Lo scudetto non è un pranzo di gala, tocca a Napoli godersi il viaggio da sostenitori
Spalletti fa bene a lavorare sulla connessione con i tifosi, Napoli lo deve a lui e a questi ragazzi che, dopo due stagioni complesse con l’unica gioia della vittoria della Coppa Italia a giugno 2020, è tornata a lottare per lo scudetto e in 96 anni di storia è accaduto poche volte da queste parti.
Ricordare tutte le difficoltà è complicato: gli infortuni, i contagi Covid, l’impresa del pareggio a Torino che rappresenta uno degli “sliding doors” del campionato, il peso psicologico delle tre sconfitte interne consecutive contro Atalanta, Empoli e Spezia, la mazzata inflitta dal Barcellona, il capitano a scadenza che inevitabilmente ha patito la situazione, i tormenti di Mertens che a suo modo sta incidendo anche in questa stagione.
Non era facile, Spalletti ha guidato tutti, anche l’ambiente evitando gli alibi, senza piangersi addosso nei momenti complicati. Ora tocca a Napoli godersi il viaggio da sostenitori. Lo scudetto non è un pranzo di gala, bisogna strapparlo a Milano con l’ausilio straordinario di tutti.

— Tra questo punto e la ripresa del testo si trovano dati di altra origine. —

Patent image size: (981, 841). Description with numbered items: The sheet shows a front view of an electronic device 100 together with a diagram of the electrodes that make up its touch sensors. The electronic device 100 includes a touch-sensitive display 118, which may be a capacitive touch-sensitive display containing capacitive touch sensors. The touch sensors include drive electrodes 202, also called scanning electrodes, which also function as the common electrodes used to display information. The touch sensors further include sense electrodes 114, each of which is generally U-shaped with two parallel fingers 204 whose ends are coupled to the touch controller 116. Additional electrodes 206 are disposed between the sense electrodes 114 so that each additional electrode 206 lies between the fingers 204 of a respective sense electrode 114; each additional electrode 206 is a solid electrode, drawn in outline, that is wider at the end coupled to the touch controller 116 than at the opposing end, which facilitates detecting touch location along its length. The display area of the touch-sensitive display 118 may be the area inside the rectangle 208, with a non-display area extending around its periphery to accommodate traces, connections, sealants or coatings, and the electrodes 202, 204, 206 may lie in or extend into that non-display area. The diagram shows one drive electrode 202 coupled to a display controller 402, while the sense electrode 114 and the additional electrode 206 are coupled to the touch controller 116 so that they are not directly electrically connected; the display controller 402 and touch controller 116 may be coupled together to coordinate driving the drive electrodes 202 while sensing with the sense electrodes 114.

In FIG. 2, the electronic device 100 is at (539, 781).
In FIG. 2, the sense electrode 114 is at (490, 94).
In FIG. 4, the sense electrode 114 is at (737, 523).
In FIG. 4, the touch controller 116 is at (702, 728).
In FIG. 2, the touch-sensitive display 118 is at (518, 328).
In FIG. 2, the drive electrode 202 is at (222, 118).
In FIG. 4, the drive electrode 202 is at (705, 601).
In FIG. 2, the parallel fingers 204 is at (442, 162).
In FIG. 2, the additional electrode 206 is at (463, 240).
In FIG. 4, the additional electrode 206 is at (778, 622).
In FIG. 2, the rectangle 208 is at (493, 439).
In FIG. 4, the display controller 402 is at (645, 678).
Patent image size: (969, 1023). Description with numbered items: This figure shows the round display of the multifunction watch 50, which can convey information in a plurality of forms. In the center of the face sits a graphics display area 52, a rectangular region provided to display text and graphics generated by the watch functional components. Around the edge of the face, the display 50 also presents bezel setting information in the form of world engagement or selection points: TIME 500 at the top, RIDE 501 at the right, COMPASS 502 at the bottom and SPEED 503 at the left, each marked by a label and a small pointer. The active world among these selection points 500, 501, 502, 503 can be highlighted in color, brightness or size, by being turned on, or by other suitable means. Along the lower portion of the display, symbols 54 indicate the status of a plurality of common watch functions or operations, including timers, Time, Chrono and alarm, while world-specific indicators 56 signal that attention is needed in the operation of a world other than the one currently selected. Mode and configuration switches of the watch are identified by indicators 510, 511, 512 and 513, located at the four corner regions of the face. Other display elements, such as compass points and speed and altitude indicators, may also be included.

Contro la Fiorentina un’altra sfida tosta senza Anguissa che a Verona ha cambiato il Napoli
Contro la Fiorentina sarà un’altra sfida tosta, la Viola anche senza Vlahovic può inseguire il sogno di tornare in Europa dopo cinque anni. È una squadra completa, che sa far tutto, ha una buona qualità di palleggio ma allo stesso tempo con la difesa alta sa calarsi anche nei duelli stile Atalanta, cercando tanto le corsie laterali.
Servirà ancora un grande Napoli, stavolta con Osimhen e Rrahmani ma ancora senza Di Lorenzo, Petagna e Anguissa squalificato, il suo inserimento da titolare nella gara di Verona ha cambiato il Napoli. Si perderà un po’ di fisicità ma in mezzo al campo le alternative non mancano, questa squadra merita solo amore, accompagnatela!
“È troppo alta la posta in palio, sono quei carri che per me non ripassano più sicuramente ma anche per qualcuno dei calciatori, è ora il momento di giocarsela”, queste parole di Spalletti valgono per tutti, non solo nello spogliatoio.